Pro-communist leftists in Hong Kong, inspired by the Cultural Revolution folly in China, in early May 1967, turned a San Po Kong artificial flower factory labour dispute a spark igniting a conflagration now known as the 1967 Riots.
The dispute at San Po Kong was contained but these disturbances spread to north Kowloon and then to other areas. Mao Zedong’s Cultural Revolution was in full sway along the China border and pressure on Hong Kong’s borders.
There were rumours circulating in the colony that China was planning to take over the Hong Kong colonial government. On 8 July 1967 there was a serious border incursion incident when China militia and civilian mob threatened Sha Tau Kok, New Territories fishing village where the border was only marked by a line of boundary stones. The demarcation line divided the main street of the village of Sha Tau Kok into Chinese and British sectors. Three hundred or more communist demonstrators chanting Mao slogans and waving the ‘little red book’ of his sayings and began pelting the local police station with stones and dynamite ‘fish bombs’. A senior police officer said that three or four snipers forced the police to keep their heads down and received short bursts from “some form of machine gun,”
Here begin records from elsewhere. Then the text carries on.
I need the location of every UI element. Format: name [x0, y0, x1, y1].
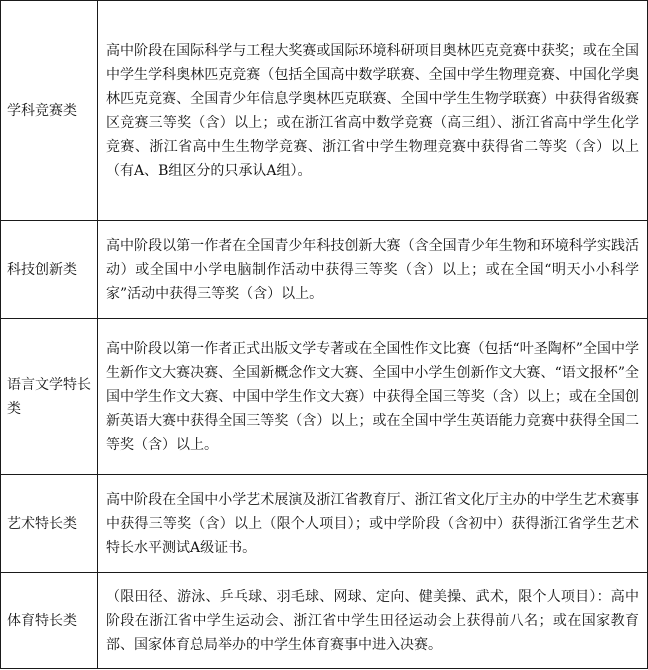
category-cell: 体育特长类 [1, 573, 98, 669]
category-cell: 科技创新类 [1, 221, 98, 319]
category-cell: 语言文学特长类 [1, 319, 98, 475]
table-row [1, 221, 648, 319]
table-row [1, 1, 648, 221]
category-cell: 学科竞赛类 [1, 1, 98, 221]
category-cell: 艺术特长类 [1, 475, 98, 573]
description-cell: 高中阶段以第一作者正式出版文学专著或在全国性作文比赛（包括“叶圣陶杯”全国中学生新作文大赛决赛、全国新概念作文大赛、全国中小学生创新作文大赛、“语文报杯”全国中学生作文大赛、中国中学生作文大赛）中获得全国三等奖（含）以上；或在全国创新英语大赛中获得全国三等奖（含）以上；或在全国中学生英语能力竞赛中获得全国二等奖（含）以上。 [98, 319, 648, 475]
table-row [1, 319, 648, 475]
table-row [1, 573, 648, 669]
table-row [1, 475, 648, 573]
description-cell: （限田径、游泳、乒乓球、羽毛球、网球、定向、健美操、武术，限个人项目）：高中阶段在浙江省中学生运动会、浙江省中学生田径运动会上获得前八名；或在国家教育部、国家体育总局举办的中学生体育赛事中进入决赛。 [98, 573, 648, 669]
description-cell: 高中阶段在全国中小学艺术展演及浙江省教育厅、浙江省文化厅主办的中学生艺术赛事中获得三等奖（含）以上（限个人项目）；或中学阶段（含初中）获得浙江省学生艺术特长水平测试A级证书。 [98, 475, 648, 573]
description-cell: 高中阶段在国际科学与工程大奖赛或国际环境科研项目奥林匹克竞赛中获奖；或在全国中学生学科奥林匹克竞赛（包括全国高中数学联赛、全国中学生物理竞赛、中国化学奥林匹克竞赛、全国青少年信息学奥林匹克联赛、全国中学生生物学联赛）中获得省级赛区竞赛三等奖（含）以上；或在浙江省高中数学竞赛（高三组）、浙江省高中学生化学竞赛、浙江省高中生生物学竞赛、浙江省中学生物理竞赛中获得省二等奖（含）以上（有A、B组区分的只承认A组）。 [98, 1, 648, 221]
description-cell: 高中阶段以第一作者在全国青少年科技创新大赛（含全国青少年生物和环境科学实践活动）或全国中小学电脑制作活动中获得三等奖（含）以上；或在全国“明天小小科学家”活动中获得三等奖（含）以上。 [98, 221, 648, 319]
The Hong Kong police fired tear gas and wooden batons to disperse the unruly gang. The Rural Committee Office and the police post then came under heavy sniping and machine gun fire from Chinese armed militia. The besieged policemen sent out appeals for help. The Gurkhas were immediately dispatched, arriving in armoured vehicles to contain the situation. Lieutenant-Colonel Ronald McAlister, commander of the 1st Battalion 10th Gurkha
Rifles, had been ordered to secure Sha Tau Kok, using minimum force. McAllister took two companies from his battalion, about 240 Gurkhas backed by a troop of armoured cars provided by the Life Guards. He was to fire only if fired directly upon. There was a burst of gunfire from Chinese militia across the border, providing cover as their communist comrades withdrew hastily.The Gurkhas did not return fire as the aggressors retreated. By the time a detachment from the 1/10 Gurkha Rifles had arrived to relieve the Police companies, five police officers had been killed and eleven wounded. The policemen were released and the dead and wounded evacuated.(FCO Confidential report, ‘Border Incidents’, NA FCO 21/193)
HK Commissioner of Police Stephen Lo Wai-chung made changes this month October to the “Modern Era 1945-67” section of the force’s history particularly the HK 1967 Riots. With respect, he feebly and clumsily said readers might find the force's history too long and lose interest and was not political. Others, particularly Hong Kong police
officers who faced the 1967 onslaught found Lo’s changes were a ghastly understatement, unsupportable and the police website no longer untrustworthy. Descriptions of mobs’ political links during the riots were played down in the latest Chinese-language version. One line which previously read: “Huge mobs waving Mao’s quotations and chanting slogans at Government House” was changed to “Huge mobs finally ‘rallied’ at Government House”.
Lo’s update might have been acceptable as follows: “ The left wing aggressive rabble attempted to intimidate unflinching Governor Trench but failed.” An 180-character description of the mobs making bombs in the hot May that year in the older version was cut short and summarised into a 34-character sentence. The term “leftist schools” – where mobs made bombs to be planted “indiscriminately on the streets” – “was removed”. Lo’s change might have been acceptable as follows: ” Leftist school made bombs were distributed indiscriminately in the streets 588 being ‘genuine’ bombs leaving six people dead including children and law enforcement officers and168 injured”.
In another line, the words used to identify gunmen who shot and killed five police officers were changed from “Communist Party militia” in the old version to “mainland gunners” Lo’s update might have been acceptable as follows: “The Rural Committee Office and police post came under heavy sniping and machine gun fire from Chinese militia leaving five police officers killed and eleven wounded”.
The HK South China Morning Post wrote : “the police should rethink the force clumsy whitewashing of 1967 riots. Playing down mainland China’s communist inspiration for the deadly unrest is notably unprofessional, morally wrong and laughable. The force should do its homework before rewriting its own history keeping in mind there is no restriction to length for online content”. Questions from the Post went unanswered.
The Shanghai textbook revisions do not address many domestic and foreign concerns about the biased way Chinese schools teach recent history. Like the old textbooks, for example, the new ones play down historic errors or atrocities like the Great Leap Forward, the Cultural Revolution and the army crackdown on peaceful pro-democracy demonstrators in 1989.
“Tell the truth, or someone will tell it for you.”
Stephanie Klein, Straight Up and Dirty: A Memoir.